Responsabilité des employeurs

Concernant la responsabilité des employeurs, le texte rappelle que « la jurisprudence a admis qu’un employeur et ses délégataires pouvaient être considérés comme ayant rempli leurs obligations s’ils ont mis en œuvre les actions de prévention ». « Certes, il y a eu, en 2015 et 2016, à travers les arrêts de la Cour de cassation, un infléchissement de cette obligation de sécurité, qui est passée d’une obligation de résultat à une obligation de moyens – renforcés, cependant – mais il ne faut pas oublier les derniers arrêts, en date du 8 octobre de cette année, qui disent que l’obligation de moyens renforcés des employeurs va très loin, puisqu’elle force ces derniers à vérifier l’efficacité et la maintenance des équipements de sécurité », relève Xavier Bontoux.

L’ANI prévoit également la rénovation de la gouvernance des SPSTI. Ainsi, si la présidence revient à l’employeur, la fonction de vice-président et de trésorier revient à des représentants des salariés des entreprises adhérentes désignés par les organisations syndicales.

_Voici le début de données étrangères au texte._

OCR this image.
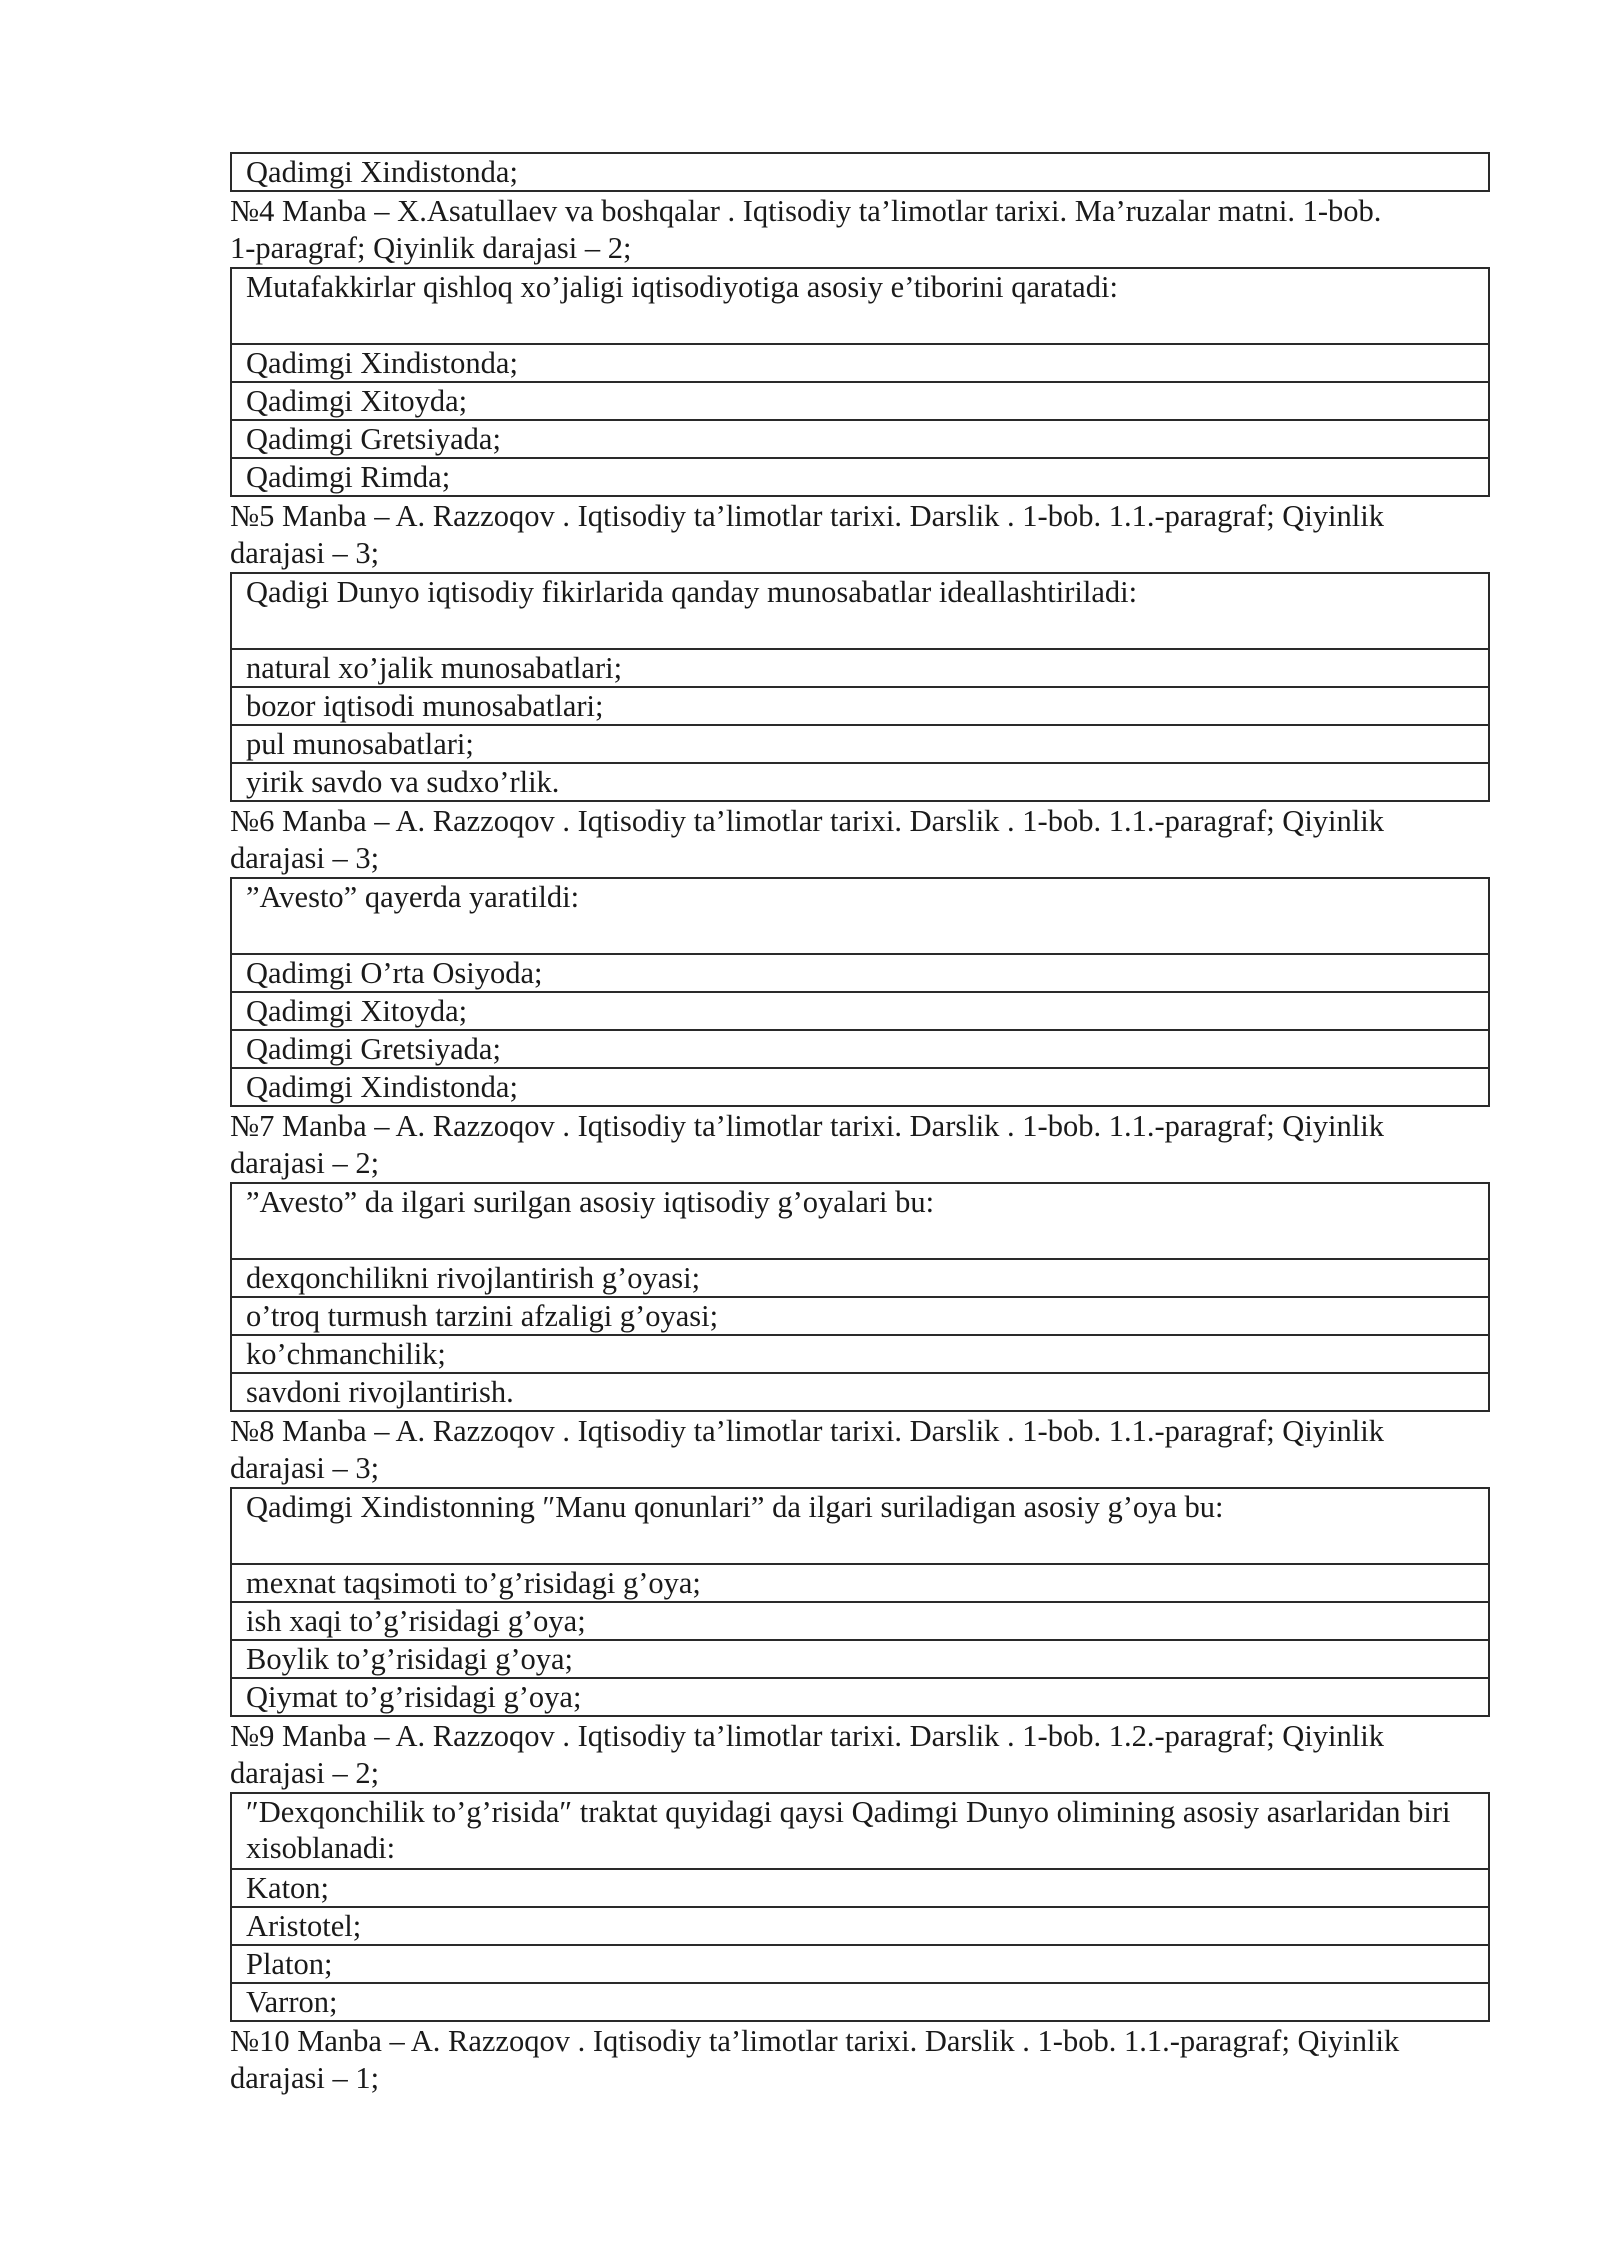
Qadimgi Xindistonda;
№4 Manba – X.Asatullaev va boshqalar . Iqtisodiy ta’limotlar tarixi. Ma’ruzalar matni. 1-bob.
1-paragraf; Qiyinlik darajasi – 2;
Mutafakkirlar qishloq xo’jaligi iqtisodiyotiga asosiy e’tiborini qaratadi:
Qadimgi Xindistonda;
Qadimgi Xitoyda;
Qadimgi Gretsiyada;
Qadimgi Rimda;
№5 Manba – A. Razzoqov . Iqtisodiy ta’limotlar tarixi. Darslik . 1-bob. 1.1.-paragraf; Qiyinlik
darajasi – 3;
Qadigi Dunyo iqtisodiy fikirlarida qanday munosabatlar ideallashtiriladi:
natural xo’jalik munosabatlari;
bozor iqtisodi munosabatlari;
pul munosabatlari;
yirik savdo va sudxo’rlik.
№6 Manba – A. Razzoqov . Iqtisodiy ta’limotlar tarixi. Darslik . 1-bob. 1.1.-paragraf; Qiyinlik
darajasi – 3;
”Avesto” qayerda yaratildi:
Qadimgi O’rta Osiyoda;
Qadimgi Xitoyda;
Qadimgi Gretsiyada;
Qadimgi Xindistonda;
№7 Manba – A. Razzoqov . Iqtisodiy ta’limotlar tarixi. Darslik . 1-bob. 1.1.-paragraf; Qiyinlik
darajasi – 2;
”Avesto” da ilgari surilgan asosiy iqtisodiy g’oyalari bu:
dexqonchilikni rivojlantirish g’oyasi;
o’troq turmush tarzini afzaligi g’oyasi;
ko’chmanchilik;
savdoni rivojlantirish.
№8 Manba – A. Razzoqov . Iqtisodiy ta’limotlar tarixi. Darslik . 1-bob. 1.1.-paragraf; Qiyinlik
darajasi – 3;
Qadimgi Xindistonning ″Manu qonunlari” da ilgari suriladigan asosiy g’oya bu:
mexnat taqsimoti to’g’risidagi g’oya;
ish xaqi to’g’risidagi g’oya;
Boylik to’g’risidagi g’oya;
Qiymat to’g’risidagi g’oya;
№9 Manba – A. Razzoqov . Iqtisodiy ta’limotlar tarixi. Darslik . 1-bob. 1.2.-paragraf; Qiyinlik
darajasi – 2;
″Dexqonchilik to’g’risida″ traktat quyidagi qaysi Qadimgi Dunyo olimining asosiy asarlaridan biri xisoblanadi:
Katon;
Aristotel;
Platon;
Varron;
№10 Manba – A. Razzoqov . Iqtisodiy ta’limotlar tarixi. Darslik . 1-bob. 1.1.-paragraf; Qiyinlik
darajasi – 1;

« On donne plus de compétences aux SPSTI, mais quid de leur financement ? », conclut toutefois l’avocat Xavier Bontoux. Outre la date butoir de signature, l’accord sur la santé au travail connaîtra deux étapes : d’une part l’arrêté d’extension, d’autre part la transposition dans la loi du texte du 10 décembre, dont s’est chargée Charlotte Parmentier-Lecocq, députée LREM du Nord, corapporteuse avec Carole Grandjean, de deux rapports sur le sujet.